Ending Speculation, Joe Biden Declines Presidential Run

Biden Obama
Vice President Joe Biden announces he will not seek the 2016 Democratic presidential nomination as President Barack Obama stands by his side during an appearance in the White House Rose Garden on October 21, 2015.... Reuters

Ending months of fevered speculation, Vice President Joe Biden announced that he will not enter the 2016 presidential race—a move that cleared the field for the leading candidates Hillary Clinton and Bernie Sanders, who have amassed massive war chests, numerous endorsements and thousands of loyal followers.

Standing in the White House Rose Garden with his wife, Jill, and President Barack Obama by his side, Biden said the "grieving process" stemming from the death of his son Beau earlier this year did not allow a presidential bid. He vowed to use his remaining time in office to promote a cure for cancer, which claimed his son's life, and took what could be perceived as a thinly veiled jab at Clinton by saying Republicans are not the enemy. In the first presidential debate, Clinton was asked who is the enemy she is most proud of having, and she replied, "The Republicans."

This would have been Biden's third run for the presidency, and it faced long odds. His first was an aborted effort to win the 1988 Democratic nomination, which ended in 1987 after he was accused of plagiarizing the words of Britain's Labour Party leader Neil Kinnock. Biden tried again in 2008 but dropped out after the Iowa caucuses—where he garnered just 1 percent of the vote, far behind front-runners Clinton and Obama, and just ahead of "Uncommitted."

Still, Biden had a considerable following, having won on two national tickets as Obama's VP. By clearing 51 percent of the popular vote in two elections, the Obama-Biden ticket was the first to do so since Nixon-Eisenhower in 1952 and 1956. A cadre of Biden loyalists had been urging him to run. Just last week, his former chief of staff and successor to his Senate seat, Ted Kaufman, issued a long memo describing what a Biden presidential campaign would look like.

Biden now joins the ranks of Daniel Webster, Hubert Humphrey, Barry Goldwater and other long-serving senators who never achieved their ultimate aim of reaching the presidency. He turns 73 next month, so a 2020 bid seems unlikely. Biden can point to a 36-year career in the Senate, making him the 17th longest-serving member in that body, as well as eight years as a loyal vice president and the president's closest adviser. As vice president, Biden has been given large portfolios, including managing the 2009 stimulus package, and as a former chair of the Senate Foreign Relations Committee, where he helped mentor a young Obama, he kept up his numerous ties with world leaders.

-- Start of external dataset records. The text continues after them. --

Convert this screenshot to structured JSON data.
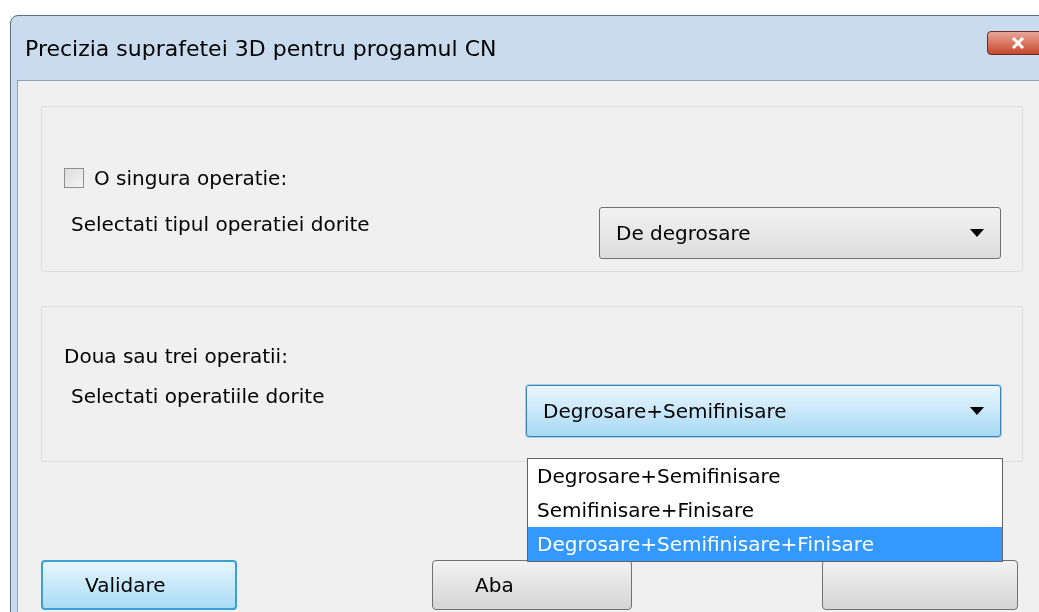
{
  "window": {
    "title": "Precizia suprafetei 3D pentru progamul CN"
  },
  "single_operation": {
    "checkbox": {
      "label": "O singura operatie:",
      "checked": false
    },
    "prompt": "Selectati tipul operatiei dorite",
    "combo": {
      "value": "De degrosare"
    }
  },
  "multi_operation": {
    "heading": "Doua sau trei operatii:",
    "prompt": "Selectati operatiile dorite",
    "combo": {
      "value": "Degrosare+Semifinisare"
    },
    "options": [
      {
        "label": "Degrosare+Semifinisare",
        "selected": false
      },
      {
        "label": "Semifinisare+Finisare",
        "selected": false
      },
      {
        "label": "Degrosare+Semifinisare+Finisare",
        "selected": true
      }
    ]
  },
  "buttons": [
    {
      "label": "Validare",
      "kind": "default"
    },
    {
      "label": "Aba",
      "kind": "normal"
    },
    {
      "kind": "normal"
    }
  ]
}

Despite its proximity to power, the vice presidency has always been an uncertain springboard for seeking the Oval Office. No sitting VP seeking his party's nomination has failed to win that coveted prize since Alben Barkley lost in 1952. However, only John Adams, Thomas Jefferson, George H.W. Bush and Martin Van Buren have gone straight from the vice presidency into the presidency. Many have failed—most recently Hubert Humphrey and Al Gore.

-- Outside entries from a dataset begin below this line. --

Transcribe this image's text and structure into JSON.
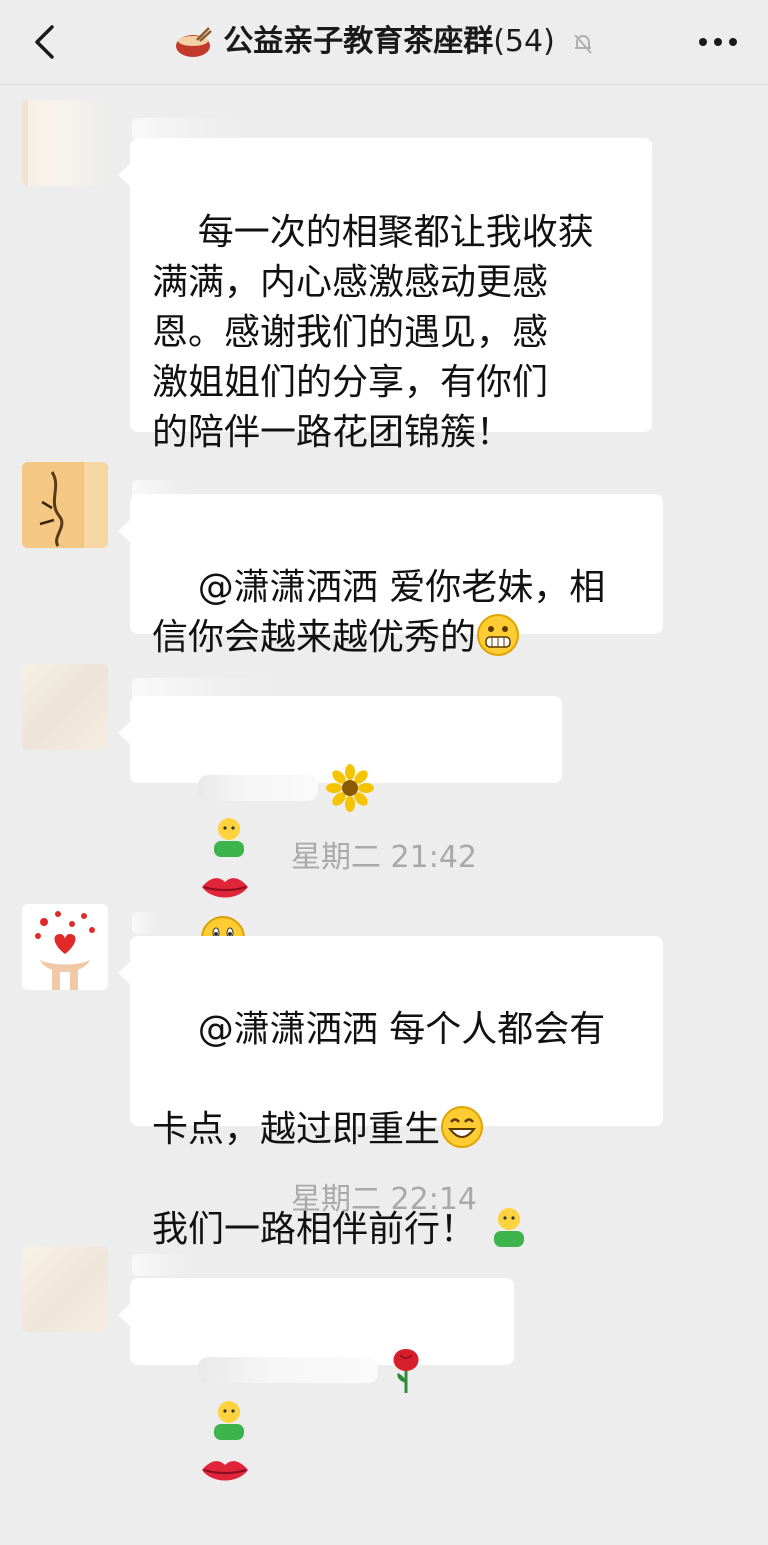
{
  "header": {
    "title_icon": "hotpot-icon",
    "title": "公益亲子教育茶座群",
    "member_count": "(54)",
    "mute_icon": "bell-mute-icon",
    "back_icon": "chevron-left-icon",
    "more_icon": "more-dots-icon"
  },
  "messages": [
    {
      "text": "每一次的相聚都让我收获\n满满，内心感激感动更感\n恩。感谢我们的遇见，感\n激姐姐们的分享，有你们\n的陪伴一路花团锦簇！"
    },
    {
      "text": "@潇潇洒洒 爱你老妹，相\n信你会越来越优秀的",
      "emoji": [
        "grinning-face"
      ]
    },
    {
      "text": "",
      "emoji": [
        "sunflower",
        "person",
        "lips",
        "smiley"
      ]
    },
    {
      "text_line1": "@潇潇洒洒 每个人都会有",
      "text_line2": "卡点，越过即重生",
      "text_line3": "我们一路相伴前行！",
      "emoji": [
        "laughing-face",
        "person"
      ]
    },
    {
      "text": "",
      "emoji": [
        "rose",
        "person",
        "lips"
      ]
    }
  ],
  "timestamps": [
    "星期二 21:42",
    "星期二 22:14"
  ]
}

Leaving aside his mourning, Biden's challenges for getting the nomination were considerable. In addition to the Herculean task of catching up with Clinton and Sanders in terms of organization and money, Biden has yet to present a rationale for why he should be president instead of Clinton, who can also boast experience and the imprimatur of the Obama administration, where she served as secretary of state. She would also give the country the chance to elect its first-ever woman president. There doesn't seem to be any ideological market niche that Biden would have filled.

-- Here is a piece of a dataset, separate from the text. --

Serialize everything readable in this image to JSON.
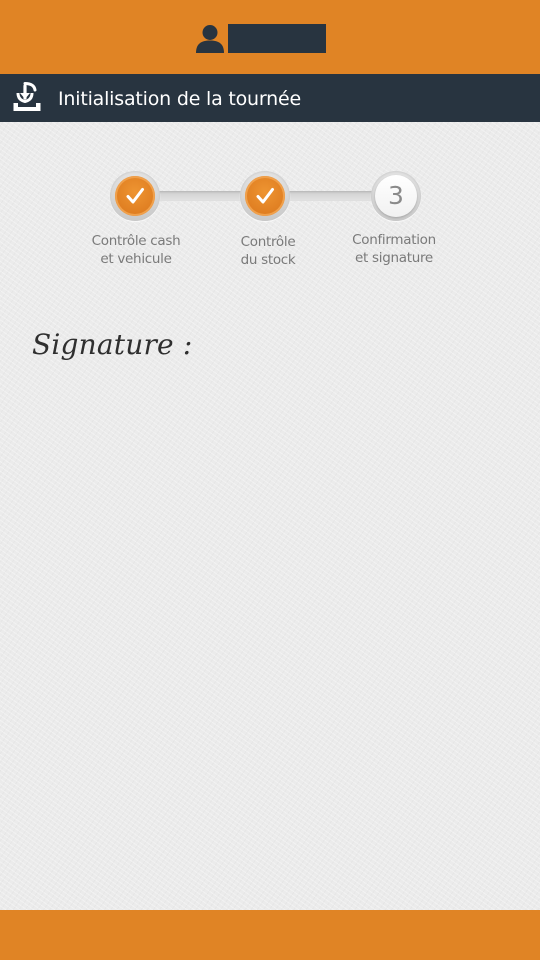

Biden would have found it difficult to get traction in a Democratic party that has changed considerably since the last time he ran for office on his own. In the Black Lives Matter era of protests over police killings and incarceration, Biden must defend his record as the architect of the 1994 crime bill that expanded sentences and promote the size and scope of police forces. In a party that is overwhelmingly skeptical of trade deals like the Trans-Pacific Partnership facing congressional consideration, Biden would have been the only candidate in the race who supports it—unless he does an about-face, like the one Clinton did earlier this month. At a time when Senator Elizabeth Warren of Massachusetts is a lodestar for Democrats who are disgusted with Wall Street, Biden would have been scrutinized for his support of financial institutions while he was a senator representing Delaware, whose banking laws make it home for many of the nation's top lenders. Credit card rates, student loan terms, bankruptcy laws—all are among the areas where anti–Wall Street activists would have grilled Biden.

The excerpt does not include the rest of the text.